9/26 Tye/Chaudhury

Both papers pointed out that tests measuring depression-like symptoms aren’t always helpful in studying depression. The Chaudhury paper said that chronic mild stress (CMS) paradigms and physically aversive stimuli inhibit ventral tegmental area (VTA) dopamine neurons, whereas more severe stressors and severe social stressors will increase neuron activity. Because of this, both papers agree that a different method must be used to study depression-like behaviors.

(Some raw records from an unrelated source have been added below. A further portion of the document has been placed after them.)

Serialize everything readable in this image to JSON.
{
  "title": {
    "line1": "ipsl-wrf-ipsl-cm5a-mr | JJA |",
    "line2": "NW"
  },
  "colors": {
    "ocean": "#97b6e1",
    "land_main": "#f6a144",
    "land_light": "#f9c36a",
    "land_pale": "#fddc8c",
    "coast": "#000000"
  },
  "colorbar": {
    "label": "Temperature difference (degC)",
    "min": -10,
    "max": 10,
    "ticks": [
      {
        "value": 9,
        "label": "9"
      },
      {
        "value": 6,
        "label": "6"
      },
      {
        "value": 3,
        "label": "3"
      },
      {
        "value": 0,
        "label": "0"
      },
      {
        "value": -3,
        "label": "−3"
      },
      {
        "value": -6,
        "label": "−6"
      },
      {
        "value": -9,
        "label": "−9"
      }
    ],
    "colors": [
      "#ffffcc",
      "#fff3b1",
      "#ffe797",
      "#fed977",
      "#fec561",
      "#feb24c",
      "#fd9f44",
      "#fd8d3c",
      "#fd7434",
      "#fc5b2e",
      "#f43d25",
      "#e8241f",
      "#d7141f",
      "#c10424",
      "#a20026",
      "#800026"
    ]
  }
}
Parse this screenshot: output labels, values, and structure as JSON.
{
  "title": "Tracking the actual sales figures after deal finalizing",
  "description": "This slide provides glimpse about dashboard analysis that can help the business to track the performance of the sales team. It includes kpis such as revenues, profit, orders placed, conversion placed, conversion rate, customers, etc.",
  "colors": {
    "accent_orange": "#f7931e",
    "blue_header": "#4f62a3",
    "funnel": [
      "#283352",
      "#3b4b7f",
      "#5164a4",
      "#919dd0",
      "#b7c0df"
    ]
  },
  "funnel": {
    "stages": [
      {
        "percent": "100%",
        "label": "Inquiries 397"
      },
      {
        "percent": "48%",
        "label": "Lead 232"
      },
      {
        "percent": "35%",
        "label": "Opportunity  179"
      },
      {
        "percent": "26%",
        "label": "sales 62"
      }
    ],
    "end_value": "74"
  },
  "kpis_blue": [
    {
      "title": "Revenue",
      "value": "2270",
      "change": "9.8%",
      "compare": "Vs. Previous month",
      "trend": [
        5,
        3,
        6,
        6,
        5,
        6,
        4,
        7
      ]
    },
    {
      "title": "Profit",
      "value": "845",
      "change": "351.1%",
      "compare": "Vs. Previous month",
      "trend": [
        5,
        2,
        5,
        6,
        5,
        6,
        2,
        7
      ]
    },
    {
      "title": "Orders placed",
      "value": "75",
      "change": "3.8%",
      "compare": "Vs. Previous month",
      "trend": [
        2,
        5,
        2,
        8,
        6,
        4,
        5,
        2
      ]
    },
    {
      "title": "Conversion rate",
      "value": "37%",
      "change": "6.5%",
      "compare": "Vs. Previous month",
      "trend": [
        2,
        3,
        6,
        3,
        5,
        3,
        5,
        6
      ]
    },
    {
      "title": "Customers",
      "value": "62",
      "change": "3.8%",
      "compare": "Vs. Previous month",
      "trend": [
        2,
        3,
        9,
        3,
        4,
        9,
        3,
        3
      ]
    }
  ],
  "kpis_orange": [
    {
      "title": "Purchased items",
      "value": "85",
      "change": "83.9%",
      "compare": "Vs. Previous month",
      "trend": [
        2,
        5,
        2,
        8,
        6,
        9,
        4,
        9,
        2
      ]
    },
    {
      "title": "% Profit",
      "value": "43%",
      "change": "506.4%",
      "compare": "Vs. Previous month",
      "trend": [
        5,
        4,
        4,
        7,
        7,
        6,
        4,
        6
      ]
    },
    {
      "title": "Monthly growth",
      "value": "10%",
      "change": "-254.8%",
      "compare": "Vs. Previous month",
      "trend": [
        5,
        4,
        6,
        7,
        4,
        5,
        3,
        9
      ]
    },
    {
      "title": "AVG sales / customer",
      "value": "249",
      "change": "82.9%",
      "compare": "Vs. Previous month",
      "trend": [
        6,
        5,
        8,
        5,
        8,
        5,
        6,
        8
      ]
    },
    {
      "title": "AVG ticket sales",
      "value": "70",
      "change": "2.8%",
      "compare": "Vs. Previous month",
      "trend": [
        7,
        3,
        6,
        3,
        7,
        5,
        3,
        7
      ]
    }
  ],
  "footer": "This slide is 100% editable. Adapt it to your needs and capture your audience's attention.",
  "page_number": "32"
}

Instead, they suggest studying circuits that are translational between rodents and humans. Both papers researched the VTA-NAc pathway by stimulating dopamine neurons using optogenetics. This has shown to be an important pathway in depression, especially relating to susceptibility vs. resilience. However, they differed by the stressor used to cause the depression-like behaviors.

Tye et al. temporally excited VTA dopamine neurons using channelrhodopsin-2 (ChR2) in a phasic firing pattern. When combined with a twelve-week CMS paradigm, illumination increased kicking and swimming behavior in ChR2 animals. They found that locomotion wasn’t increased in an open field test (OFT), so the increase in movement was from VTA dopamine activation, not just a general increase in locomotion.

Chaudhury et al. investigated the use of optogenetics in resilient vs. susceptible animals that were subjected to a ten-day social defeat stress paradigm. They used ChR2 to phasically induce VTA dopamine neuron firing. Optical phasic firing stimulation of the VTA-NAc dopamine neuronal pathway induced the depression-like phenotype in socially stressed mice. By inhibiting the VTA-NAc pathway by using a halorhodopsin (NpHR), the mice subjected to social stress became more resilient. They discovered that susceptible mice have increased dopamine neuron firing in this circuit.

The results of the two papers suggests that further research should be done on brain circuits to treat depression, and optogenetics seems like a valuable way to approach it.